GMX : La plateforme d’échange perpétuel décentralisée de la DeFi
La plupart des plateformes d'échange décentralisées se sont contentées de copier le carnet d'ordres sur une blockchain, prétendant innover. GMX a fait l'inverse : elle a supprimé le carnet d'ordres et a imposé à chaque trader de parier sur une liquidité partagée, dont le prix est fixé par un oracle plutôt que par la négociation entre acheteurs et vendeurs. Ce choix de conception a permis de créer une machine à perpétuité qui a généré plus de 328 milliards de dollars de volume d'échanges. Cependant, à l'été 2025, elle a également engendré un déficit de 42 millions de dollars. Cet article explique le fonctionnement de GMX, la provenance de ses rendements, les circonstances du piratage et sa position face à une concurrence accrue.
Qu’est-ce que GMX et comment fonctionne-t-il sans carnet d’ordres ?
GMX est une plateforme d'échange décentralisée au comptant et perpétuelle. En clair, elle vous permet d'échanger des cryptomonnaies et de parier sur les prix avec effet de levier, directement depuis votre portefeuille, sans qu'aucune entreprise ne détienne vos fonds ni qu'un moteur de correspondance centralisé détermine votre ordre d'exécution.
De Gambit à un DEX multichaîne pervers
Le projet a été lancé en septembre 2021 sur Arbitrum, une plateforme de couche 2 d'Ethereum, après avoir abandonné le protocole Gambit. Il s'est étendu à Avalanche début 2022, puis, bien plus tard, à Solana et Base en 2025 grâce à une architecture multichaînes basée sur LayerZero, couvrant à la fois les chaînes EVM et les réseaux non-EVM. Son cœur de métier est cependant toujours resté Arbitrum, où se concentrent encore la majeure partie de sa liquidité et de son volume.
Tarification Oracle et impact nul sur les prix
Voici ce qui distingue GMX. Sur une plateforme d'échange classique, centralisée ou non, votre ordre d'achat est apparié à un ordre de vente, et les transactions importantes font fluctuer le prix à votre détriment. GMX s'affranchit de tout cela. La plateforme récupère les prix auprès des oracles Chainlink et exécute votre ordre au prix indiqué, directement depuis le pool. Pas de carnet d'ordres, pas d'appariement, et ce que le protocole appelle un impact nul sur les prix : une transaction importante n'est pas reportée comme elle le serait sur un carnet d'ordres peu fourni. Le hic, qui aura son importance plus tard, c'est que le pool lui-même doit absorber toute position que vous prenez.
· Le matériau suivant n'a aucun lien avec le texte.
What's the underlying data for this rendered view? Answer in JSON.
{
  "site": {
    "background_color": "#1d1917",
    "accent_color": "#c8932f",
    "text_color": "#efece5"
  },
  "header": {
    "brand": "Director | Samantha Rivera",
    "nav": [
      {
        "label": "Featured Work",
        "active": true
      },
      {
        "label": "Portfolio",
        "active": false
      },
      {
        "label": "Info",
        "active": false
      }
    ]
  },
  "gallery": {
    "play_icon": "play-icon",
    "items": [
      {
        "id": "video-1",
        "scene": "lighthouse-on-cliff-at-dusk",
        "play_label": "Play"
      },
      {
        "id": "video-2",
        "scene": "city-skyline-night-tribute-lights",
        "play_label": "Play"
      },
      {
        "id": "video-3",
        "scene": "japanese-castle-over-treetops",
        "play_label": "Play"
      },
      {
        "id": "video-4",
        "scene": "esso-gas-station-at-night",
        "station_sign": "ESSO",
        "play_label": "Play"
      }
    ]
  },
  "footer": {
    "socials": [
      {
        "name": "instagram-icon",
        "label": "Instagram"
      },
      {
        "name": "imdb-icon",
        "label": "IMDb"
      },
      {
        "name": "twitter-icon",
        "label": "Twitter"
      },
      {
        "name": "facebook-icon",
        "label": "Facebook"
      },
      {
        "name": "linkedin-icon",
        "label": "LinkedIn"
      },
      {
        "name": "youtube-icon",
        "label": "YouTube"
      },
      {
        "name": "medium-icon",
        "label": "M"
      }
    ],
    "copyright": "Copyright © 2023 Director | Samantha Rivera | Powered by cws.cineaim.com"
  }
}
Ce compromis est essentiel. Vous bénéficiez d'exécutions fluides et sans glissement, mais la fiabilité du système dépend entièrement de la qualité de son flux de prix. Si l'oracle Chainlink est erroné ou présente un temps de latence, le pool calculera également le prix de chaque transaction de manière incorrecte, ce qui explique notamment pourquoi GMX V2 a ensuite opté pour un flux dédié plus rapide et à faible latence.
Contrats à terme perpétuels et effet de levier sur GMX
Le produit phare est le contrat à terme perpétuel, ou « perp ». Les contrats à terme perpétuels sont des produits dérivés de cryptomonnaies : des paris à effet de levier sur le prix qui, contrairement à un contrat à terme classique, n’expirent jamais. Vous pouvez maintenir une position longue ou courte tant que vous disposez de suffisamment de garanties.
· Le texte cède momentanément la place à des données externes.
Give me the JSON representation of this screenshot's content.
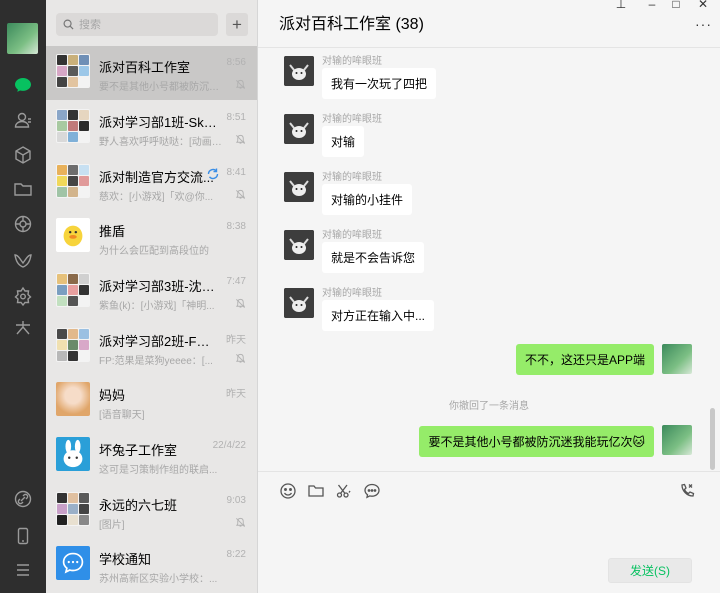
{
  "search": {
    "placeholder": "搜索"
  },
  "add_label": "+",
  "chats": [
    {
      "name": "派对百科工作室",
      "time": "8:56",
      "preview": "要不是其他小号都被防沉迷我能玩亿次",
      "muted": true,
      "active": true
    },
    {
      "name": "派对学习部1班-Sky...",
      "time": "8:51",
      "preview": "野人喜欢呼呼哒哒：[动画表情]",
      "muted": true
    },
    {
      "name": "派对制造官方交流...",
      "time": "8:41",
      "preview": "慈欢：[小游戏]「欢@你...",
      "muted": true
    },
    {
      "name": "推盾",
      "time": "8:38",
      "preview": "为什么会匹配到高段位的",
      "muted": false
    },
    {
      "name": "派对学习部3班-沈阳...",
      "time": "7:47",
      "preview": "紫鱼(k)：[小游戏]「神明...",
      "muted": true
    },
    {
      "name": "派对学习部2班-FP收...",
      "time": "昨天",
      "preview": "FP:范果是菜狗yeeee：[...",
      "muted": true
    },
    {
      "name": "妈妈",
      "time": "昨天",
      "preview": "[语音聊天]",
      "muted": false
    },
    {
      "name": "坏兔子工作室",
      "time": "22/4/22",
      "preview": "这可是习策制作组的联启...",
      "muted": false
    },
    {
      "name": "永远的六七班",
      "time": "9:03",
      "preview": "[图片]",
      "muted": true
    },
    {
      "name": "学校通知",
      "time": "8:22",
      "preview": "苏州高新区实验小学校：...",
      "muted": false
    }
  ],
  "chat": {
    "title": "派对百科工作室 (38)",
    "more_label": "···",
    "messages": [
      {
        "sender": "对输的哞眼班",
        "text": "我有一次玩了四把"
      },
      {
        "sender": "对输的哞眼班",
        "text": "对输"
      },
      {
        "sender": "对输的哞眼班",
        "text": "对输的小挂件"
      },
      {
        "sender": "对输的哞眼班",
        "text": "就是不会告诉您"
      },
      {
        "sender": "对输的哞眼班",
        "text": "对方正在输入中..."
      }
    ],
    "outgoing": [
      {
        "text": "不不，这还只是APP端"
      },
      {
        "text": "要不是其他小号都被防沉迷我能玩亿次🐱"
      }
    ],
    "system_notice": "你撤回了一条消息",
    "send_label": "发送(S)"
  },
  "window_controls": {
    "pin": "⊥",
    "minimize": "–",
    "maximize": "□",
    "close": "✕"
  },
  "colors": {
    "rail": "#2e2e2e",
    "list_bg": "#e8e7e6",
    "active_item": "#c9c8c7",
    "chat_bg": "#f5f5f5",
    "outgoing_bubble": "#95ec69",
    "accent": "#07c160"
  }
}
L'effet de levier sur GMX peut atteindre environ 50x, ce qui signifie qu'un dépôt de 100 $ permet de contrôler une position de 5 000 $. Cet effet est à double tranchant : une légère variation en votre faveur est amplifiée, tout comme une légère variation en votre défaveur, jusqu'à épuisement de votre dépôt et liquidation de la position. Pour maintenir l'équilibre, les traders paient des frais d'emprunt, calculés approximativement à l'heure en fonction de la part du pool utilisée par leur position, ainsi que des frais d'ouverture et de fermeture minimes. Aucun compte ni vérification de solvabilité n'est requis. Le pool fait office de contrepartie et fonctionne 24 h/24 et 7 j/7.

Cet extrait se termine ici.